Deep in the heart of the south, in a place marked by crisscrossing highways and oppressive heat; an NBA franchise and its fans live in dull, apathetic pain. The strange ownership saga that began back in 2005 when the Atlanta Spirit group purchased the team is finally over, but the 2011 team, like its predecessors dating back to the Dominique Wilkins days seem destined to forever be a potential playoff spoiler and nothing more. Where Nique’s Hawks were at least entertaining, this bunch has become plodding and predictable (they ranked 27th out of 30 teams in pace last year).
The Hawks’ current path can be traced back to July 8th, 2010 when they made the decision to re-sign a then 29-year-old Joe Johnson to a six-year, $119million deal that will wind up paying him just under $25million in 2016, when he’s 35. This is the same Joe Johnson who’s made just one All NBA team (and it was an All NBA Third team) in his ten-year career. The same Joe Johnson who completed the 2010-11 season with his least productive numbers since 2006 and he’s going to be eating up nearly half of Atlanta’s cap space for the foreseeable future.
Then there’s Al Horford, Josh Smith and Jeff Teague who provide at least a glimmer beyond the dull glow of an annual second round playoff defeat. I’m trying to find something to get excited about with this team, but I’ve seen them play, there’s just not much to look forward to. At least last year Jamal Crawford had the imagination to occasionally captivate the audience. Now there’s just Jeff Teague; a 23-year-old point guard entering his third year enveloped in hopeful curiosity after his performance as a fill-in for the injured Kirk Hinrich in the playoffs. Teague could be what the Hawks have previously resisted (I won’t revisit the painful details of the 2005 draft): a pace-pushing starting point guard. The eight-game audition last spring isn’t enough to start pulling back flips and actually buying tickets to Hawks’ games, but at least it’s a departure from what’s become routine from Joe, Horford and Josh Smith (stop shooting those threes!).
With $65million committed to just nine players they have under contract, don’t expect many recognizable free agents heading to Atlanta. And since they had just one pick in the 2011 draft (Keith Benson from Oakland University), we’ll see the same crew they trotted out last year—minus Crawford and with Teague seeing more of a featured role early in the season while Hinrich recovers from shoulder surgery.

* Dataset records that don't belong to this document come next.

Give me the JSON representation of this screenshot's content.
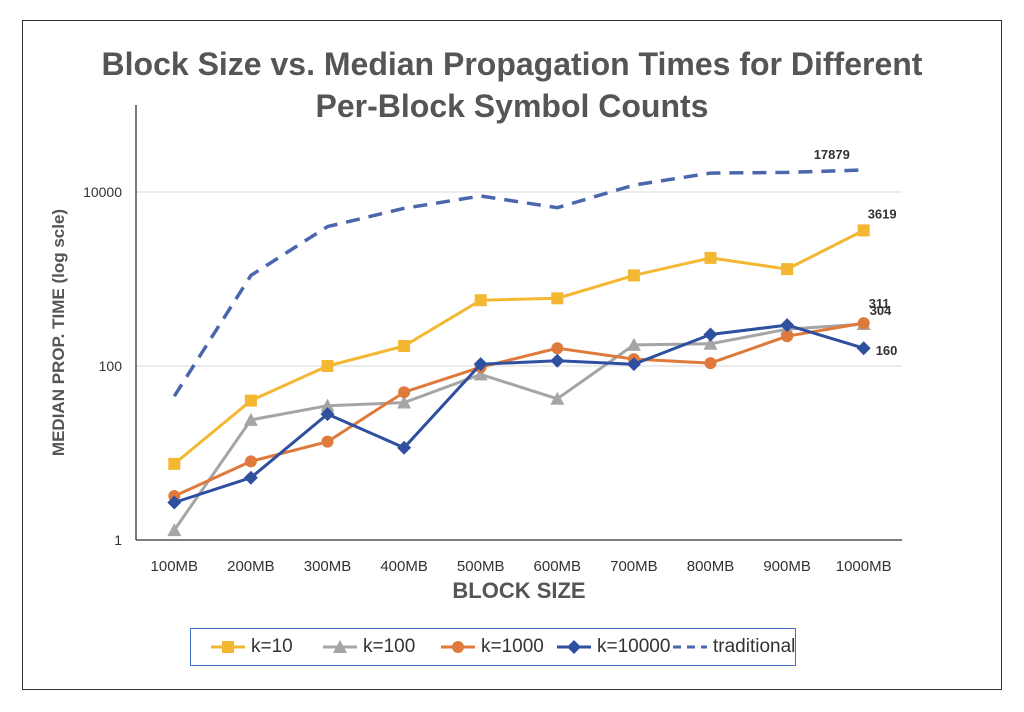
{
  "chart_data": {
    "type": "line",
    "title_line1": "Block Size vs. Median Propagation Times for Different",
    "title_line2": "Per-Block Symbol Counts",
    "xlabel": "BLOCK SIZE",
    "ylabel": "MEDIAN PROP. TIME (log scle)",
    "yscale": "log",
    "ylim": [
      1,
      100000
    ],
    "yticks": [
      1,
      100,
      10000
    ],
    "ytick_labels": [
      "1",
      "100",
      "10000"
    ],
    "grid": "horizontal",
    "legend_position": "bottom",
    "categories": [
      "100MB",
      "200MB",
      "300MB",
      "400MB",
      "500MB",
      "600MB",
      "700MB",
      "800MB",
      "900MB",
      "1000MB"
    ],
    "series": [
      {
        "name": "k=10",
        "color": "#f4b731",
        "marker": "square",
        "dashed": false,
        "values": [
          7.5,
          40,
          100,
          170,
          570,
          600,
          1100,
          1750,
          1300,
          3619
        ]
      },
      {
        "name": "k=100",
        "color": "#a5a5a5",
        "marker": "triangle",
        "dashed": false,
        "values": [
          1.3,
          24,
          35,
          38,
          80,
          42,
          175,
          180,
          265,
          304
        ]
      },
      {
        "name": "k=1000",
        "color": "#e07a3c",
        "marker": "circle",
        "dashed": false,
        "values": [
          3.2,
          8,
          13.5,
          50,
          97,
          160,
          120,
          108,
          220,
          311
        ]
      },
      {
        "name": "k=10000",
        "color": "#2f4f9f",
        "marker": "diamond",
        "dashed": false,
        "values": [
          2.7,
          5.2,
          28,
          11.5,
          105,
          115,
          105,
          230,
          295,
          160
        ]
      },
      {
        "name": "traditional",
        "color": "#4a66ad",
        "marker": "none",
        "dashed": true,
        "values": [
          45,
          1100,
          4000,
          6500,
          9000,
          6600,
          12000,
          16500,
          16800,
          17879
        ]
      }
    ],
    "annotations": [
      {
        "series": "traditional",
        "label": "17879"
      },
      {
        "series": "k=10",
        "label": "3619"
      },
      {
        "series": "k=1000",
        "label": "311"
      },
      {
        "series": "k=100",
        "label": "304"
      },
      {
        "series": "k=10000",
        "label": "160"
      }
    ]
  }
}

It’s not all bad though. With Boston’s big three getting older and losing some of that bark (looking at you, KG) and Orlando being distracted by new trade rumors every day, there’s an opportunity for the Hawks to be the third best team in the conference. It seems like the front office is content in that three-to-five range where they’re guaranteed to make the playoffs and, so their logic seems, at least have a chance to win it all. I blame these low expectations directly on the 2008 playoffs when the upstart eight-seed Hawks captivated the basketball world by taking the eventual champion Celtics to seven games in the first round. It was at that time that someone in Atlanta’s front office came to the conclusion that the underdog can win in the NBA and the teams they’ve built over the past three seasons have reflected that flawed rationale.
I’m sure the good marketing people in Atlanta are cooking up some compelling reasons to support the Hawks, but until this team redesigns its aesthetic and commitment to winning, I’d be hard pressed to spend money watching this them and based on last year’s attendance numbers, the residents of the Peach State agree.